There’s Just Something About Paper
There’s Just Something About Paper
Reading on a screen is different from reading a book, and your brain can tell.
This week, we’ve got an update on one of our most popular episodes to date, about what all that skimming does to our ability to read deeply.
Dozens of you have written in with similar frustrations: you feel like you can’t get through a novel, or even that excellent long article you meant to read a week ago. You’ve also commented on the difference between writing on paper and on a screen… and, yep, turns out there’s a disconnect there as well: researchers at Princeton and UCLA say taking notes by hand is actually better for retaining information. In three studies, they found that students who took notes on laptops had more trouble answering conceptual questions than those who took notes longhand in a class. Laptop note takers, it turns out, tend to transcribe lectures rather than processing the facts and reframing them in their own words.
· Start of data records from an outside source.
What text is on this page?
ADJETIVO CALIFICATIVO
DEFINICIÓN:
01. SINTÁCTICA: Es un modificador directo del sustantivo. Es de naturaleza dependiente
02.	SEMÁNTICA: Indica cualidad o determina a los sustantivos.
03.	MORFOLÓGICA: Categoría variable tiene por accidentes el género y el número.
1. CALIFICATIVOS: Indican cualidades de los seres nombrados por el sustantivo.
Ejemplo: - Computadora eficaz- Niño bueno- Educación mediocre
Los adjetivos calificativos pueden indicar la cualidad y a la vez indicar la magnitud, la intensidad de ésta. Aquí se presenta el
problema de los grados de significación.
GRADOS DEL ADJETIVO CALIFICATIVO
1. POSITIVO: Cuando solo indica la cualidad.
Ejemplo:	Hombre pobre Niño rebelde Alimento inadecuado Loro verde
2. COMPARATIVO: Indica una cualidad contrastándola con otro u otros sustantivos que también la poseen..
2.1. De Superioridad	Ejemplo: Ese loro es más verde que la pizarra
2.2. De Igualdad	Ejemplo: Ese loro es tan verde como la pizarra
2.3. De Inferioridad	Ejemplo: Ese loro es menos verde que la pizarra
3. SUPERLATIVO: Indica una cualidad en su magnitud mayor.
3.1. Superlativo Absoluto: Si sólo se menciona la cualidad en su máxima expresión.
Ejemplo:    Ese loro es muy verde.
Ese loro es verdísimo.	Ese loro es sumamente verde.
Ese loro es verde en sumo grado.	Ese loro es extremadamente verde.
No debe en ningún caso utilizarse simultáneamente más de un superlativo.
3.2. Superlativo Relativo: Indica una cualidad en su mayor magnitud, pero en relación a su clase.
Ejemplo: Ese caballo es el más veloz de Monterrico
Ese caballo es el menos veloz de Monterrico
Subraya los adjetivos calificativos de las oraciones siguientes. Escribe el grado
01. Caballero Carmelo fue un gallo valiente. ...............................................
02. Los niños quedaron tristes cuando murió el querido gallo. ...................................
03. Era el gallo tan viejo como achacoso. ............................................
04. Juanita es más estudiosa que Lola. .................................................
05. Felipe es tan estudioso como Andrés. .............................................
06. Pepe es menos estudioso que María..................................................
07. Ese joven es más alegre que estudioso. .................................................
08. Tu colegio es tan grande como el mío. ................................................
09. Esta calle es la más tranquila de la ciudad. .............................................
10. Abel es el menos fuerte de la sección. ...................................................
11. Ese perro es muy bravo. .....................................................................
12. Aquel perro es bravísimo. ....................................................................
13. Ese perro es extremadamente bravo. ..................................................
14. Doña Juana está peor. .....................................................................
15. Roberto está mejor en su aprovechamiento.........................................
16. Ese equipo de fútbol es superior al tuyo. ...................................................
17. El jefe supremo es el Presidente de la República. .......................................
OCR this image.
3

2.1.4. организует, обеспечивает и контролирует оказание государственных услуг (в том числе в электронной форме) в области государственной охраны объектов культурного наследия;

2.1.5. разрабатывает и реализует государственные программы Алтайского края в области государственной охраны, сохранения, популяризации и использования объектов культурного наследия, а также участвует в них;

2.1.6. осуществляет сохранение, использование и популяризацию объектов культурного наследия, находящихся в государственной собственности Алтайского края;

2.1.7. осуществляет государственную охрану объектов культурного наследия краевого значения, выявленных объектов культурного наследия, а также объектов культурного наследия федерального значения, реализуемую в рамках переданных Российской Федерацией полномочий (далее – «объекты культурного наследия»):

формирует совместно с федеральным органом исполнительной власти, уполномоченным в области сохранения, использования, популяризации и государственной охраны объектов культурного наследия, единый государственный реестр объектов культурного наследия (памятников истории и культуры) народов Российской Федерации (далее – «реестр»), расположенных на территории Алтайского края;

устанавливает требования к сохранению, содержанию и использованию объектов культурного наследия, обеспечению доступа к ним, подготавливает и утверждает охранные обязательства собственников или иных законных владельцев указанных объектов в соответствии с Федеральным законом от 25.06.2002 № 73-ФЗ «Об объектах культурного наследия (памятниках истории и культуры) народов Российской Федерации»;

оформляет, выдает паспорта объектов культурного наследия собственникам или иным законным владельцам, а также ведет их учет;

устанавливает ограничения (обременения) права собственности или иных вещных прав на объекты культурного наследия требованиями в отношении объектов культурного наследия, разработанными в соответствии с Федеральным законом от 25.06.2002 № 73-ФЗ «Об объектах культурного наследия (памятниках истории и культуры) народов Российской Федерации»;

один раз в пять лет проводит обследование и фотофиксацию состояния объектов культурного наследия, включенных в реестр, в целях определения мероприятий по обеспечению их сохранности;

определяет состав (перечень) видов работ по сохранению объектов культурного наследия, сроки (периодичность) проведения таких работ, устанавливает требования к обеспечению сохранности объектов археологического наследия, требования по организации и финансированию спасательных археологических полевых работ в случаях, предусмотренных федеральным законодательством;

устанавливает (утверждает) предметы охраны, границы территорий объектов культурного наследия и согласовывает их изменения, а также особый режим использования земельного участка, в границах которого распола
It’s another example of a phenomenon we see over and over again: If you feel like a device or any technology has messed with you, you might be onto something… way before any researcher can prove it.
In this episode:
- Maryanne Wolf, Director of the Center for Reading and Language Research at Tufts University
- Maria Popova, founder of Brainpickings.org
- Mike Rosenwald, Washington Post staff writer
- Laura Norén is an adjunct professor at the Stern School of Business at New York University (originally on The Takeaway)
Subscribe to Note to Self on iTunes, Stitcher, TuneIn, I Heart Radio, or anywhere else using our RSS feed. And sign up for our (admittedly screen-based) newsletter here.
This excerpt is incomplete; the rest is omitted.